Se o grande desafio do constitucionalismo no século XX foi fundar Supremas Cortes – e elas foram fundadas em todo o mundo como nunca antes –, o século XXI entrega a essas instituições outra tarefa: a de resistir. Percorrendo esse caminho, a Suprema Corte de Israel acaba de vencer uma batalha, não estando vencida, ainda, a guerra contra ela patrocinada pelo primeiro-ministro Benjamin Netanyahu e seus aliados.

Para se conhecer as circunstâncias que ensejaram o já célebre precedente divulgado essa semana, vale incursionar, antes, nos muitos aspectos históricos que forjam a original jurisdição constitucional israelense.   

Em 14 de maio de 1948, poucas horas depois do fim do Mandato Britânico sobre a Palestina, David Ben-Gurion estabeleceu Israel, tornando-se o primeiro primeiro-ministro do país. Houve uma Declaração de Estabelecimento do Estado de Israel.

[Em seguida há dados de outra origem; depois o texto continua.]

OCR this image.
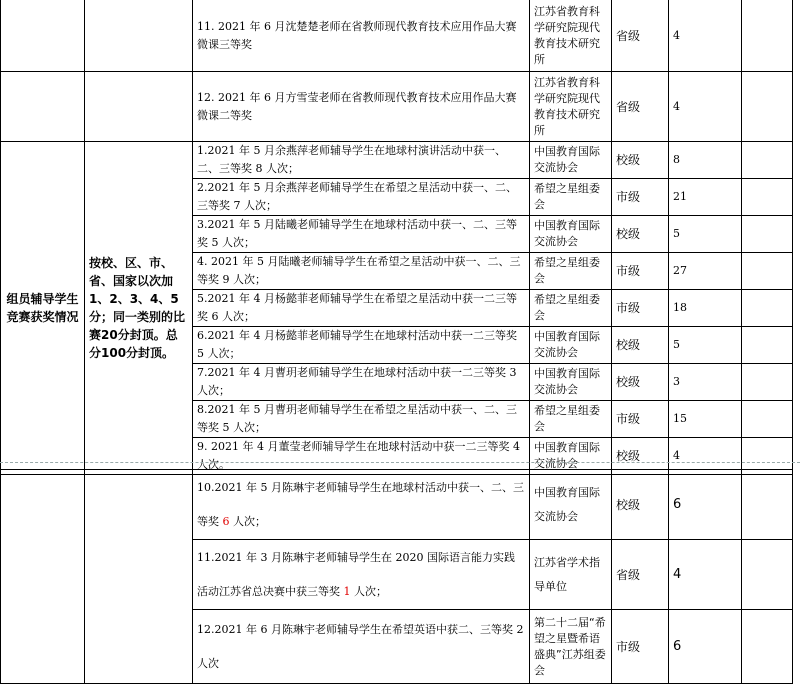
		11. 2021 年 6 月沈楚楚老师在省教师现代教育技术应用作品大赛微课三等奖	江苏省教育科学研究院现代教育技术研究所	省级	4	
		12. 2021 年 6 月方雪莹老师在省教师现代教育技术应用作品大赛微课二等奖	江苏省教育科学研究院现代教育技术研究所	省级	4	
组员辅导学生竞赛获奖情况	按校、区、市、省、国家以次加1、2、3、4、5分；同一类别的比赛20分封顶。总分100分封顶。	1.2021 年 5 月余燕萍老师辅导学生在地球村演讲活动中获一、二、三等奖 8 人次；	中国教育国际交流协会	校级	8	
		2.2021 年 5 月余燕萍老师辅导学生在希望之星活动中获一、二、三等奖 7 人次；	希望之星组委会	市级	21	
		3.2021 年 5 月陆曦老师辅导学生在地球村活动中获一、二、三等奖 5 人次；	中国教育国际交流协会	校级	5	
		4. 2021 年 5 月陆曦老师辅导学生在希望之星活动中获一、二、三等奖 9 人次；	希望之星组委会	市级	27	
		5.2021 年 4 月杨懿菲老师辅导学生在希望之星活动中获一二三等奖 6 人次；	希望之星组委会	市级	18	
		6.2021 年 4 月杨懿菲老师辅导学生在地球村活动中获一二三等奖 5 人次；	中国教育国际交流协会	校级	5	
		7.2021 年 4 月曹玥老师辅导学生在地球村活动中获一二三等奖 3 人次；	中国教育国际交流协会	校级	3	
		8.2021 年 5 月曹玥老师辅导学生在希望之星活动中获一、二、三等奖 5 人次；	希望之星组委会	市级	15	
		9. 2021 年 4 月董莹老师辅导学生在地球村活动中获一二三等奖 4 人次。	中国教育国际交流协会	校级	4	
		10.2021 年 5 月陈琳宇老师辅导学生在地球村活动中获一、二、三等奖 6 人次；	中国教育国际交流协会	校级	6	
		11.2021 年 3 月陈琳宇老师辅导学生在 2020 国际语言能力实践活动江苏省总决赛中获三等奖 1 人次；	江苏省学术指导单位	省级	4	
		12.2021 年 6 月陈琳宇老师辅导学生在希望英语中获二、三等奖 2 人次	第二十二届“希望之星暨希语盛典”江苏组委会	市级	6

Esta, há de ser lida em conjunto com a Resolução nº 181, da Assembleia Geral da ONU, de 29 de novembro de 1947, segundo a qual qualquer que fosse o caminho adotado pelo país ali fundado, ele jamais se daria sem a observância dos direitos fundamentais então estipulados e que nenhuma lei - incluindo a Constituição ou emendas constitucionais -, poderia entrar em conflito ou sequer interferir naqueles direitos, pois, caso isso ocorresse, os direitos fundamentais previstos na Resolução – “fundamental laws” -, prevaleceriam.

A Declaração, por sua vez, foi promulgada pelo Conselho do Povo, o parlamento dos Yishuv, que atribuiu a si a designação de Conselho de Estado Provisório e escolheu 13 dos seus membros para servir como Administração Popular. A primeira eleição se deu em 25 de janeiro de 1949. Os cidadãos escolheram uma Assembleia Constituinte de 120 membros, responsável por elaborar a Constituição. Contudo, uma vez reunida, a Assembleia resolveu mudar seu nome e suas responsabilidades. Virou Knesset, o Parlamento, e não aprovou Constituição alguma.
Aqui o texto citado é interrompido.